Aragon is an impressive fighter and one of the accomplished heroes of the trilogy. Yet his fight against the Nazgul is just laughable. A few Nazgul do get set on fire but mostly they just attack Aragon one at a time and essentially let Aragon get the better of them before running away like chumps. It's almost like their (non-existent)  hearts aren't in the hunt for the One Ring.

1 Elrond Casually Dooms Everyone

The flashback retelling Isildur’s fall to the corruption of the One Ring is Lord of the Rings at its most epic and jaw-dropping. The sequence with Sauron’s first “defeat” and Isildur’s subsequent fall is just an achievement unlike any other on just a visual level.
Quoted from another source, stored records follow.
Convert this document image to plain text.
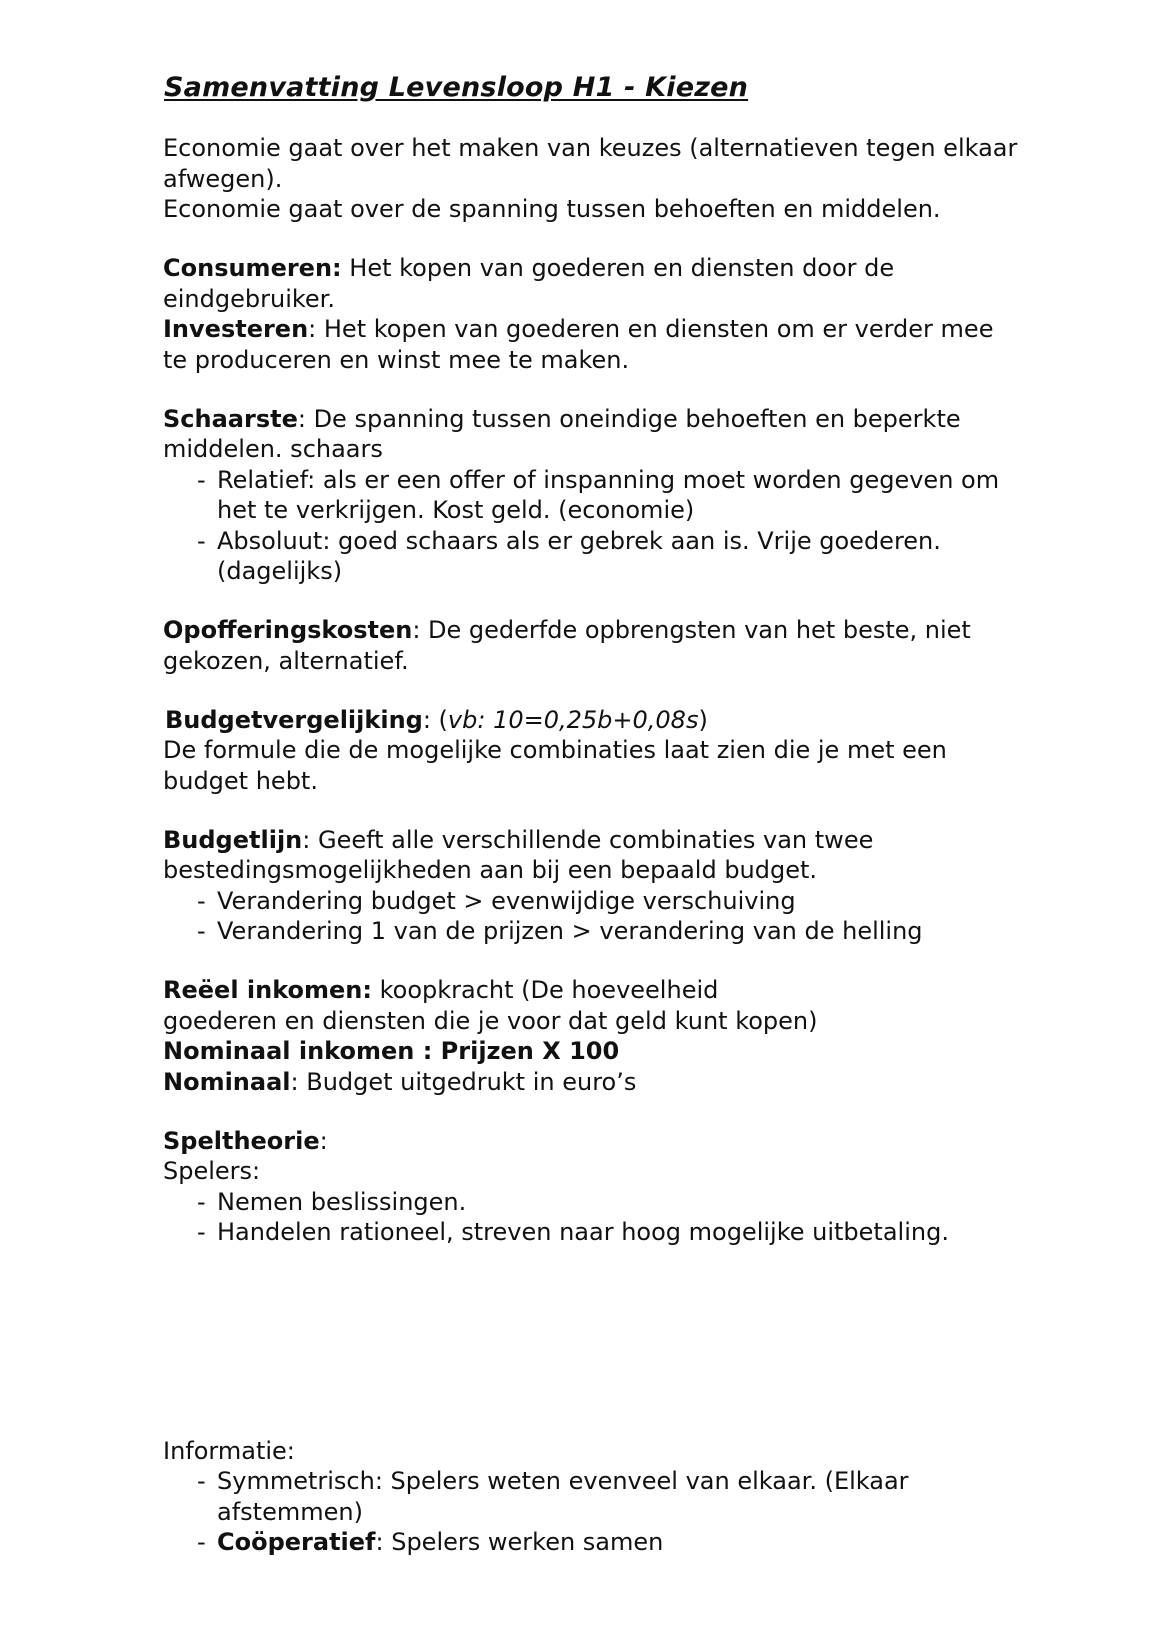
Samenvatting Levensloop H1 - Kiezen

Economie gaat over het maken van keuzes (alternatieven tegen elkaar afwegen).

Economie gaat over de spanning tussen behoeften en middelen.

Consumeren: Het kopen van goederen en diensten door de eindgebruiker.

Investeren: Het kopen van goederen en diensten om er verder mee te produceren en winst mee te maken.

Schaarste: De spanning tussen oneindige behoeften en beperkte middelen. schaars

- Relatief: als er een offer of inspanning moet worden gegeven om het te verkrijgen. Kost geld. (economie)
- Absoluut: goed schaars als er gebrek aan is. Vrije goederen. (dagelijks)

Opofferingskosten: De gederfde opbrengsten van het beste, niet gekozen, alternatief.

Budgetvergelijking: (vb: 10=0,25b+0,08s)

De formule die de mogelijke combinaties laat zien die je met een budget hebt.

Budgetlijn: Geeft alle verschillende combinaties van twee bestedingsmogelijkheden aan bij een bepaald budget.

- Verandering budget > evenwijdige verschuiving
- Verandering 1 van de prijzen > verandering van de helling

Reëel inkomen: koopkracht (De hoeveelheid goederen en diensten die je voor dat geld kunt kopen) Nominaal inkomen : Prijzen X 100

Nominaal: Budget uitgedrukt in euro’s

Speltheorie:

Spelers:

- Nemen beslissingen.
- Handelen rationeel, streven naar hoog mogelijke uitbetaling.

Informatie:

- Symmetrisch: Spelers weten evenveel van elkaar. (Elkaar afstemmen)
- Coöperatief: Spelers werken samen
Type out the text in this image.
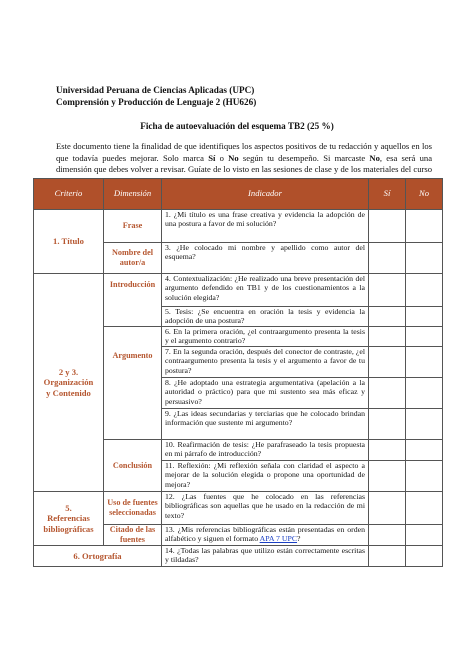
Universidad Peruana de Ciencias Aplicadas (UPC)
Comprensión y Producción de Lenguaje 2 (HU626)
Ficha de autoevaluación del esquema TB2 (25 %)
Este documento tiene la finalidad de que identifiques los aspectos positivos de tu redacción y aquellos en los que todavía puedes mejorar. Solo marca Sí o No según tu desempeño. Si marcaste No, esa será una dimensión que debes volver a revisar. Guíate de lo visto en las sesiones de clase y de los materiales del curso
Criterio	Dimensión	Indicador	Sí	No
1. Título	Frase	1. ¿Mi título es una frase creativa y evidencia la adopción de una postura a favor de mi solución?		
	Nombre del autor/a	3. ¿He colocado mi nombre y apellido como autor del esquema?		
2 y 3.
Organización
y Contenido	Introducción	4. Contextualización: ¿He realizado una breve presentación del argumento defendido en TB1 y de los cuestionamientos a la solución elegida?		
		5. Tesis: ¿Se encuentra en oración la tesis y evidencia la adopción de una postura?		
	Argumento	6. En la primera oración, ¿el contraargumento presenta la tesis y el argumento contrario?		
		7. En la segunda oración, después del conector de contraste, ¿el contraargumento presenta la tesis y el argumento a favor de tu postura?		
		8. ¿He adoptado una estrategia argumentativa (apelación a la autoridad o práctico) para que mi sustento sea más eficaz y persuasivo?		
		9. ¿Las ideas secundarias y terciarias que he colocado brindan información que sustente mi argumento?		
	Conclusión	10. Reafirmación de tesis: ¿He parafraseado la tesis propuesta en mi párrafo de introducción?		
		11. Reflexión: ¿Mi reflexión señala con claridad el aspecto a mejorar de la solución elegida o propone una oportunidad de mejora?		
5.
Referencias
bibliográficas	Uso de fuentes seleccionadas	12. ¿Las fuentes que he colocado en las referencias bibliográficas son aquellas que he usado en la redacción de mi texto?		
	Citado de las fuentes	13. ¿Mis referencias bibliográficas están presentadas en orden alfabético y siguen el formato APA 7 UPC?		
6. Ortografía		14. ¿Todas las palabras que utilizo están correctamente escritas y tildadas?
However, as impressive that flashback is, it’s still host to one of the most momentously weird and stupid moments in the trilogy. Elrond and Isildur find themselves in the middle of Mount Doom and all Isildur has to do is throw the ring into the fire but he refuses (and sets up the event epic to come) and, inexplicably, Elrond just lets him go.

Isildur causally and calmly walks out of Mount Doom while Elrond just stands there yelling at him. Hugo Weaving does a fantastic job playing the moment but there’s no getting around that Elrond just lets Isildur ruin the world.

It’s well within Elrond’s character to fight back or even push Isildur into the fire but he does nothing. As much as that moment causes Elrond to resent humans for generations, he’s just as much to blame for what happened.